И я успеваю только оттолкнуться, чтобы не пробить голову об угол ванны, перед тем как проваливаюсь в звонкую темноту.
— Даша.
— Даша, ты меня слышишь?
— Ох ты батюшки, что творится!
— Даша, открой глаза.
— Такая молодая и такое!
— Даша, посмотри на меня.
— Кирилл, а Даша живая?
— Алла Ильинична, увидите отсюда детей!

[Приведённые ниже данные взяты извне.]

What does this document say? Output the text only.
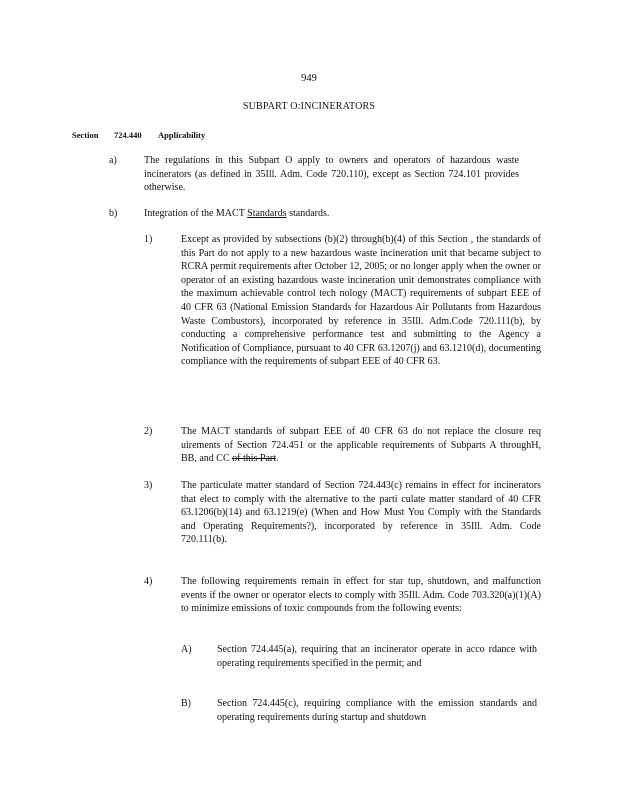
949
SUBPART O:INCINERATORS
Section 724.440 Applicability
a)	The regulations in this Subpart O apply to owners and operators of hazardous waste incinerators (as defined in 35Ill. Adm. Code 720.110), except as Section 724.101 provides otherwise.
b)	Integration of the MACT Standards standards.
1)	Except as provided by subsections (b)(2) through(b)(4) of this Section , the standards of this Part do not apply to a new hazardous waste incineration unit that became subject to RCRA permit requirements after October 12, 2005; or no longer apply when the owner or operator of an existing hazardous waste incineration unit demonstrates compliance with the maximum achievable control tech nology (MACT) requirements of subpart EEE of 40 CFR 63 (National Emission Standards for Hazardous Air Pollutants from Hazardous Waste Combustors), incorporated by reference in 35Ill. Adm.Code 720.111(b), by conducting a comprehensive performance test and submitting to the Agency a Notification of Compliance, pursuant to 40 CFR 63.1207(j) and 63.1210(d), documenting compliance with the requirements of subpart EEE of 40 CFR 63.
2)	The MACT standards of subpart EEE of 40 CFR 63 do not replace the closure req uirements of Section 724.451 or the applicable requirements of Subparts A throughH, BB, and CC of this Part.
3)	The particulate matter standard of Section 724.443(c) remains in effect for incinerators that elect to comply with the alternative to the parti culate matter standard of 40 CFR 63.1206(b)(14) and 63.1219(e) (When and How Must You Comply with the Standards and Operating Requirements?), incorporated by reference in 35Ill. Adm. Code 720.111(b).
4)	The following requirements remain in effect for star tup, shutdown, and malfunction events if the owner or operator elects to comply with 35Ill. Adm. Code 703.320(a)(1)(A) to minimize emissions of toxic compounds from the following events:
A)	Section 724.445(a), requiring that an incinerator operate in acco rdance with operating requirements specified in the permit; and
B)	Section 724.445(c), requiring compliance with the emission standards and operating requirements during startup and shutdown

Даша…
Мне холодно и почему-то мокро.
И больно.
А глаза разлеплять совсем не хочется, и не получается, зато стон вырывается сам, когда меня встряхивают, как тряпичную куклу.
Глаза все же открываются, и я вижу перед собой Кирилла Александровича с запредельной синевой глаз и со странным выражением лица.
— Ты почему не сказала, что тебе плохо?! — он держит крепко, почти больно, и злится.
— Я монстров испугала, да?
Болит все тело, и вообще оно не мое, непослушное, но я заставлю себя дотянуться до головы, потрогать затылок, чтобы тут же зашипеть от боли и поморщиться.
— Ты меня испугала, Штерн, — Кирилл Александрович убирает мою руку, — не трогай.
— Не трогаю, — я замираю и смотрю на него. — Все плохо?
— Сейчас поедем и узнаем.
— Куда? — я испуганно моргаю и хватаюсь мертвой хваткой за его руку, не давая встать с края дивана, на котором я и лежу.
— В больницу, Штерн, — Кирилл Александрович вздыхает и неожиданно заправляет прядь волос мне за ухо, — я не невролог, не нейрохирург, не даже травматолог, поэтому сказать серьезно или нет не могу.